Updated: Sep 14, 2020
It seems many of us were born into religion or came to faith vicariously. I'm one of those people. I grew up Community of Christ. I'm 6th generation (or something like that) in the church. My father made us go to Sunday worship and Wednesday night prayer service every week. When we had Sunday night service, we went to that, too. No choice.
It gets worse. I'm also the third generation in the Grice clan to serve the church fulltime in ministry. (Grice is my paternal grandmother's maiden name.) Some would call this heritage. But, I'm not bragging. Others see it as parochial at best. At worse, I'm trapped. When we simply follow in the footsteps of tradition, in an individualistic age it's fair to be skeptical and ask, "Did you really choose this?"

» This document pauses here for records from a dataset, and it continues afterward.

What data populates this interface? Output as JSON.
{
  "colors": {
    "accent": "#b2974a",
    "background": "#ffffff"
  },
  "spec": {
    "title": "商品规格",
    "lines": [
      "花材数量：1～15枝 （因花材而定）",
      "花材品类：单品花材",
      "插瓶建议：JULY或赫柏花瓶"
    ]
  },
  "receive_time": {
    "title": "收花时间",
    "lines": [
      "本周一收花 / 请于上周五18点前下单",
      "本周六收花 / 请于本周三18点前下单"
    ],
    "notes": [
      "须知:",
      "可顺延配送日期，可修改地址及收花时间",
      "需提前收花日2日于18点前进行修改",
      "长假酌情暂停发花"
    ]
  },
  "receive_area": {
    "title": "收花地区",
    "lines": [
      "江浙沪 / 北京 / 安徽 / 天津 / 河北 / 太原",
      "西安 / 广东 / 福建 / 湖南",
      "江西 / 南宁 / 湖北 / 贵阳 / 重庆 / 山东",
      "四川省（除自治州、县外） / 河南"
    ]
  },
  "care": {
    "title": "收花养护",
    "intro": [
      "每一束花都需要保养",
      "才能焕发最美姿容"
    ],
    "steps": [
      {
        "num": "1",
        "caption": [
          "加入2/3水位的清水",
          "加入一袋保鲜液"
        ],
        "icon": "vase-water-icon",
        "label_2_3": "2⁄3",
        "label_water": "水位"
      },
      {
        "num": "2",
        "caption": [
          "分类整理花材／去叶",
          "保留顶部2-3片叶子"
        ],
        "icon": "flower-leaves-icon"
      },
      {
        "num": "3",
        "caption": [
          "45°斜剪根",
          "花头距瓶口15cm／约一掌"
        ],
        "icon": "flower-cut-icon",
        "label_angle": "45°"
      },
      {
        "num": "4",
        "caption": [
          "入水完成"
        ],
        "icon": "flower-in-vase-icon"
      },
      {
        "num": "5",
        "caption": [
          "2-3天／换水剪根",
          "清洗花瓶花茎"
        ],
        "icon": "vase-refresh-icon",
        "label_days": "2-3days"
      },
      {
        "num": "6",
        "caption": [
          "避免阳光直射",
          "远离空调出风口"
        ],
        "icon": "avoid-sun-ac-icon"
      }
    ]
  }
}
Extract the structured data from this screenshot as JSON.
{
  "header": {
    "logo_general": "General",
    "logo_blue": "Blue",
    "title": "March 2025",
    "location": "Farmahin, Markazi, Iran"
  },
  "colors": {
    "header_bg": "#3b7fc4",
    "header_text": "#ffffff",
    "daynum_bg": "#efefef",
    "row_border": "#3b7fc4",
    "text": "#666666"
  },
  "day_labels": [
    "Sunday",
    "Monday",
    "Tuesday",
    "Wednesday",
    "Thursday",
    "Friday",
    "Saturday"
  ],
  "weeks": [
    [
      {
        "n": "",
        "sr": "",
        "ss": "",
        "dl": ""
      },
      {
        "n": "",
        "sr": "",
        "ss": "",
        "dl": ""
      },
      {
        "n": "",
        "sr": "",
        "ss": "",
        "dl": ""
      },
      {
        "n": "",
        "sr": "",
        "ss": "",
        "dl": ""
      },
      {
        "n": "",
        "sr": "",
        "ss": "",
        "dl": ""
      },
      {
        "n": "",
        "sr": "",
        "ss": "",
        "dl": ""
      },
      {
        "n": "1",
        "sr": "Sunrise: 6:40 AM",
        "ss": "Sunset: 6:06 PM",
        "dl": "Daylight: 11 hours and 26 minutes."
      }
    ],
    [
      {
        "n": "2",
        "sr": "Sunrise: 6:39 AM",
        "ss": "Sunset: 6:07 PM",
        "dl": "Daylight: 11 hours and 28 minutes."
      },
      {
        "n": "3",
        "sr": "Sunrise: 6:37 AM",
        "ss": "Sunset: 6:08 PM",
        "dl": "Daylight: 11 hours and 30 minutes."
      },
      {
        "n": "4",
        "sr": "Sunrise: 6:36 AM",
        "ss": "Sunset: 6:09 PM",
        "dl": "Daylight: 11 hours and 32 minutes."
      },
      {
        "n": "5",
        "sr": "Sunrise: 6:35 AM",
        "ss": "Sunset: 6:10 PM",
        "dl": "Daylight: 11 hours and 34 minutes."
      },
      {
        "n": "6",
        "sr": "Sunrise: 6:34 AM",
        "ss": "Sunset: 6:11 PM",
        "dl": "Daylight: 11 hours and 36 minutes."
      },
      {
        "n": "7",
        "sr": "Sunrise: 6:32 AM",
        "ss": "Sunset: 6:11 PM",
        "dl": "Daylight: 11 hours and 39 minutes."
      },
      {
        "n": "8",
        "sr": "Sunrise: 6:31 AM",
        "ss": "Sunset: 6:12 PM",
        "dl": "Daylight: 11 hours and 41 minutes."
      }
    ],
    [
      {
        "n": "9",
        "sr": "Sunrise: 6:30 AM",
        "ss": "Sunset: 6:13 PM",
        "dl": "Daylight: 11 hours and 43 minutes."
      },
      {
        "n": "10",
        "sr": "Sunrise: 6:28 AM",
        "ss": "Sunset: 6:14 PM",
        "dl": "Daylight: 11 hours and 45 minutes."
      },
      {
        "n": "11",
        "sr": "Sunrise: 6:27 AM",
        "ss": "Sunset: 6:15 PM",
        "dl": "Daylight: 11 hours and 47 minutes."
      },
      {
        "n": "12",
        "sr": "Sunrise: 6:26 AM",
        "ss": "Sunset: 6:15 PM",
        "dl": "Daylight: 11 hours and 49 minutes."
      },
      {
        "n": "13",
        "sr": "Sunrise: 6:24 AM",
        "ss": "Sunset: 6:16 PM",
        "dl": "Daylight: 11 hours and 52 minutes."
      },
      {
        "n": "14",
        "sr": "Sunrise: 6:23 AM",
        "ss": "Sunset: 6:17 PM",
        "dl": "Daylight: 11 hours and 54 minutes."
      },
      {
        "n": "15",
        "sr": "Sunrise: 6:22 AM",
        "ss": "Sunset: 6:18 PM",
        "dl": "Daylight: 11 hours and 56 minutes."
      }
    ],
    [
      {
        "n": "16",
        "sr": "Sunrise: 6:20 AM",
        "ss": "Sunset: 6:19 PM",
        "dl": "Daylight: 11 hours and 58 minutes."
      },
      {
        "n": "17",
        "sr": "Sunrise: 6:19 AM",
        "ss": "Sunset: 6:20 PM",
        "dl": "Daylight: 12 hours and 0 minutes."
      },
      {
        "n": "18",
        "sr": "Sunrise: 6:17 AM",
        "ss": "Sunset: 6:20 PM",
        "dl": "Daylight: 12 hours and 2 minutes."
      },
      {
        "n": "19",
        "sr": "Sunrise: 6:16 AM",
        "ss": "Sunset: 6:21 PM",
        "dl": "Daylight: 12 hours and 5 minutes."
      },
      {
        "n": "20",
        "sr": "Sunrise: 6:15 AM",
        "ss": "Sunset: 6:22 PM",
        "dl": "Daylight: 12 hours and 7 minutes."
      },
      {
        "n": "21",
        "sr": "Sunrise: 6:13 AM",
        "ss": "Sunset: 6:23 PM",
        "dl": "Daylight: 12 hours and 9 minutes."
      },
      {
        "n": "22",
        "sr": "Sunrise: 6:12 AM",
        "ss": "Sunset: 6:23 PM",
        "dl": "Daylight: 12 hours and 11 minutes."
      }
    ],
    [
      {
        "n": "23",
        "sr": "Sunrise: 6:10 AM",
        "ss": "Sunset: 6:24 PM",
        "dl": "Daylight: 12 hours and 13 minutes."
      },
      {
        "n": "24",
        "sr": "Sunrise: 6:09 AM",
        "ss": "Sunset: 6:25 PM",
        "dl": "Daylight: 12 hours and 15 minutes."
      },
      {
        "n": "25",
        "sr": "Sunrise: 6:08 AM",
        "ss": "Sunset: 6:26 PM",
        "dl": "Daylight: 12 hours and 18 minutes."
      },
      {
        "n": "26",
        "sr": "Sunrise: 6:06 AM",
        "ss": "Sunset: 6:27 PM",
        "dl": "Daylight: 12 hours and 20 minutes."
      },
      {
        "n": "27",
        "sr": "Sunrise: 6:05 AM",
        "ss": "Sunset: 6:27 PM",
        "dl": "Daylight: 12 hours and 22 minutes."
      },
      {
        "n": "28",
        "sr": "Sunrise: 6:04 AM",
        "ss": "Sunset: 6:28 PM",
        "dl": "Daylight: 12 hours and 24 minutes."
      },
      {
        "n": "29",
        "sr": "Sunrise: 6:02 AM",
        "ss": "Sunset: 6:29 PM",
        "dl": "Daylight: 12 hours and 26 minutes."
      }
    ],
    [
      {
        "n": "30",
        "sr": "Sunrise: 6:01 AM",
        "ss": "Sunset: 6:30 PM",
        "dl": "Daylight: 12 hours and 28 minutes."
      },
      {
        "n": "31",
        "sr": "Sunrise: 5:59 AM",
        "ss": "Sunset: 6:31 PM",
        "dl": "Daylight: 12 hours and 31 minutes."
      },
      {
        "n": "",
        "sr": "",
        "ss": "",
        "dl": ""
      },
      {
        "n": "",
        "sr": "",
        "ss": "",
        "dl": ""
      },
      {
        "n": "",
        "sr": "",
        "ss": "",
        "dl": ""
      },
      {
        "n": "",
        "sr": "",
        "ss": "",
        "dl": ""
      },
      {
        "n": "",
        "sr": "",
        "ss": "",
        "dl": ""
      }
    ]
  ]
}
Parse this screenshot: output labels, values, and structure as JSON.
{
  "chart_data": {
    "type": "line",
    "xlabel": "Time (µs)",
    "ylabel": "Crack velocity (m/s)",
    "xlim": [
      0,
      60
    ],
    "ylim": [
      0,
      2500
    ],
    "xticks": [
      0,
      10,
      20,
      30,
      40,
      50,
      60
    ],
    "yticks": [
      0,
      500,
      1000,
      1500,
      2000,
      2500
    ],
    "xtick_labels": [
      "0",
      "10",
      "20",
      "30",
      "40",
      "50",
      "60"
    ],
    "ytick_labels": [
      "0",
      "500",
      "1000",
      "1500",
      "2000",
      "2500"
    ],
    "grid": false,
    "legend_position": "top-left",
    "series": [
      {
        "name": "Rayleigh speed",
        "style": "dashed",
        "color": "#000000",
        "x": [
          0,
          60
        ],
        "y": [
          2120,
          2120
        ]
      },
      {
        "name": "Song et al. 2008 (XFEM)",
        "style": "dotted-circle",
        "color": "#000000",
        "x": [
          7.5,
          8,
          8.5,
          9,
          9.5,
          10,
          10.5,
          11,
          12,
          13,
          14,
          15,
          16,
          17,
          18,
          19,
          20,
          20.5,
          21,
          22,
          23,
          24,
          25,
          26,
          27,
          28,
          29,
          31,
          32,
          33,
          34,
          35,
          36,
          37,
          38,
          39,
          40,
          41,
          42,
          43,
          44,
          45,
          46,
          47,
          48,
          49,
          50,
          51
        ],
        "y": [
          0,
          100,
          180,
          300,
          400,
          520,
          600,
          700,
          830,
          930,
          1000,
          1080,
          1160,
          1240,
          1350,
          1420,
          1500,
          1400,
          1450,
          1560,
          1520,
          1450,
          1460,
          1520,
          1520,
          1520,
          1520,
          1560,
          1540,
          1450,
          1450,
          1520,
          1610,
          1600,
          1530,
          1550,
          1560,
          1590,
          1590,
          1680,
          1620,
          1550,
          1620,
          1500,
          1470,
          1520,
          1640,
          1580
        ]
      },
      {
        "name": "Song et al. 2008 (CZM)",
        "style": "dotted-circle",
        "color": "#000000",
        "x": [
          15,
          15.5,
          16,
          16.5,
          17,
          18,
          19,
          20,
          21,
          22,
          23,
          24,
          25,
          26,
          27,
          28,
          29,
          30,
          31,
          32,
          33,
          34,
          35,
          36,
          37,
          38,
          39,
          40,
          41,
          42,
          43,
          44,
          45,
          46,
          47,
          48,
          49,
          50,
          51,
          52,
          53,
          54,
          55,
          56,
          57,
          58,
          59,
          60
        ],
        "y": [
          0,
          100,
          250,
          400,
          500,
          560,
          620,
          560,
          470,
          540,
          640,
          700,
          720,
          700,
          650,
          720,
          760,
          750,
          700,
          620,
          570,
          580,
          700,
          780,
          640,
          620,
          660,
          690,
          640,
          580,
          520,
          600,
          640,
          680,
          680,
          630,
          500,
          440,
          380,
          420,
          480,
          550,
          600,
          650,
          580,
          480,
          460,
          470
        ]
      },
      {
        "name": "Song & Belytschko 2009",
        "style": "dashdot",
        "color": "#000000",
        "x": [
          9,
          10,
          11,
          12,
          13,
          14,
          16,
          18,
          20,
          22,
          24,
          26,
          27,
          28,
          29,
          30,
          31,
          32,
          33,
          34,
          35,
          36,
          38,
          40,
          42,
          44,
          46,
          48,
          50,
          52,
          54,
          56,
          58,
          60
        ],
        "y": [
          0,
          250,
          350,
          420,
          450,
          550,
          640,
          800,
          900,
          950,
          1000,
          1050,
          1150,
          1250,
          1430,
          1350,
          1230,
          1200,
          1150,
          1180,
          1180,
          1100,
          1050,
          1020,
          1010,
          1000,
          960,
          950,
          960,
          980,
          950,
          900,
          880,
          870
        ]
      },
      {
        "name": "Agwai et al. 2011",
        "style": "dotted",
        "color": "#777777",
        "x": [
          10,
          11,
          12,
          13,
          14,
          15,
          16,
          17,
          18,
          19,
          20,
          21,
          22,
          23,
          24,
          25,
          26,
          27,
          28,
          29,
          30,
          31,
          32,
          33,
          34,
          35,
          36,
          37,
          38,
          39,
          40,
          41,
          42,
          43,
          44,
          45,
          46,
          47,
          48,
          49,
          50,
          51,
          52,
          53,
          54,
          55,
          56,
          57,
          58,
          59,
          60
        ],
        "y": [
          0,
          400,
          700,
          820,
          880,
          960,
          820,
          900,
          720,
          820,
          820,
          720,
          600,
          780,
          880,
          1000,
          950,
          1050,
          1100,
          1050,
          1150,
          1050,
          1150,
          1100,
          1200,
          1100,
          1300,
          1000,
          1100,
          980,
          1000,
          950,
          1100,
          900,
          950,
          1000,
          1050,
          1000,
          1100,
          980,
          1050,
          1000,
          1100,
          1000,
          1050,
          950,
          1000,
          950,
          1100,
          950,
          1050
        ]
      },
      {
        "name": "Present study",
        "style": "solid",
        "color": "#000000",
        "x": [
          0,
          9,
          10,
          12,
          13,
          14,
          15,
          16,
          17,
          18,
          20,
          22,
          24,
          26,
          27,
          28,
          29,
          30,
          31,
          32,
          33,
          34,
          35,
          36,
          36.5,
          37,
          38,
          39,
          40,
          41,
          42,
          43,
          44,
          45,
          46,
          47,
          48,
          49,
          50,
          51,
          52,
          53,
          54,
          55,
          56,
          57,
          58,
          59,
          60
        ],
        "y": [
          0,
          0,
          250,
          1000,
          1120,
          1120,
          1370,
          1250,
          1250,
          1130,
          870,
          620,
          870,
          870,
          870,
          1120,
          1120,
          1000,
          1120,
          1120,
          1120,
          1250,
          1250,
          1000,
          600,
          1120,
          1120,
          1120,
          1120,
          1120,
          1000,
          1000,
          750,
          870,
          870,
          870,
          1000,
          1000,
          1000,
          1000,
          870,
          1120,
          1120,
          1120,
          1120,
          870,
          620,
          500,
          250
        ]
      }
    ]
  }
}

In our culture, authenticity means we make our own choices - especially with religion.
My late Aunt Ann used to say, "Everyone deserves their own conversion." My dad expressed the same idea. When I was about 12 years old, out of nowhere, he said to me, "It's time to consider developing your own testimony." I didn't know what he meant. I praise the idea of thinking and acting for ourselves. But, the idea that religion or conversion is our choice is only half baked.
Whether we grow up in a church or religion, I agree that we must choose it for ourselves. Religious belief and practice, like any ideology or tradition, requires more than blind belief or obedience. But, the fact is that Christian faith is not based on some individual choice. Something happens to us first. We don't choose faith, spirituality, discipleship, or a relationship with God because we choose it like something off a menu. Christian scripture and tradition convey this story again and again that something happens to us. Some experience claims us or changes us. Often, it's undeniable, but not coercive or oppressing. It just changes us. That's what happens first.
Paul's conversion on the Road to Damascus is one of the most cited examples. What's striking is that Paul (formerly Saul) was already deeply religious. But, an experience knocked him off his feet. I've often noted in preaching and teaching that Paul did not meet Jesus on the roads in Galilee. He met him the same way any of us can. He had a God moment.
I am confident the disciples faced a similar kind of conversion. It may have been a moment of teaching or simply the choice Jesus presented them: Walk away from everything - family, work, and doubts - and follow me.
Most of Jesus' healings and miracles testify of a similar experience with God and personal change. What we, modern folk, miss reading Jesus' miracles and healings is that they are about experiences with God. They are not about Jesus' superpowers. That assumes Jesus' world had some concept of "natural" and "supernatural" things. Not true. Read for yourself. What confounds the Pharisees, chief priests, and the crowd is that Jesus does things only God and the great prophets (like Moses and Elijah) are able to. That's the scandal. When God-things happen around Jesus, they not only change people. They compel a response. They convey the dilemma presented to anyone who has a spiritual experience.
What' to do with it?!
My point is that spiritual experiences are a grounding point for spiritual life. Some encounter or overwhelming experience or undeniable decision is the starting point of a new journey. Only the person they happen to - the individual - is the authority on those experiences. Only the individual is the one with their experience and testimony. Theologians and other believers might have a perspective or critical insight on what those experiences mean or how they fit in the Christian tradition. But, that they happened and how they change us - that is the sole property of the one who experiences them.
We need to record and share those life-changing spiritual experiences. It's time we share those God-moments again. Remember those God-moments that changed you and brought a new sense of life. Write them down. Get in touch with those feelings again. We need to hear each others' stories.
The point is not building evidence for God. That's a theologians debate. We need to share those stories because they tell us who we are. Spiritual experiences shape our self-image and our view of the world. They provide a vision for life's possibilities. They are a source of hope.
God-moments anchor us spiritually when we look at our screens. Consumerism fills us with feelings of want and what we lack. Political messages poison us with distortions of our world, winner-take-all religion (empire religion), and "us-and-them" worldviews. News and infotainment appeal to our base nature, where reactions, fear, and fleeting feel-good moments shape us.
God-moments are those moments that no one can buy or put in your news-feed. We should pray for them, remember them, retell them as our scriptures and traditions do. We should seek them for ourselves. They are evidence of another world, a sacred world in which you are born and live in. We need those stories.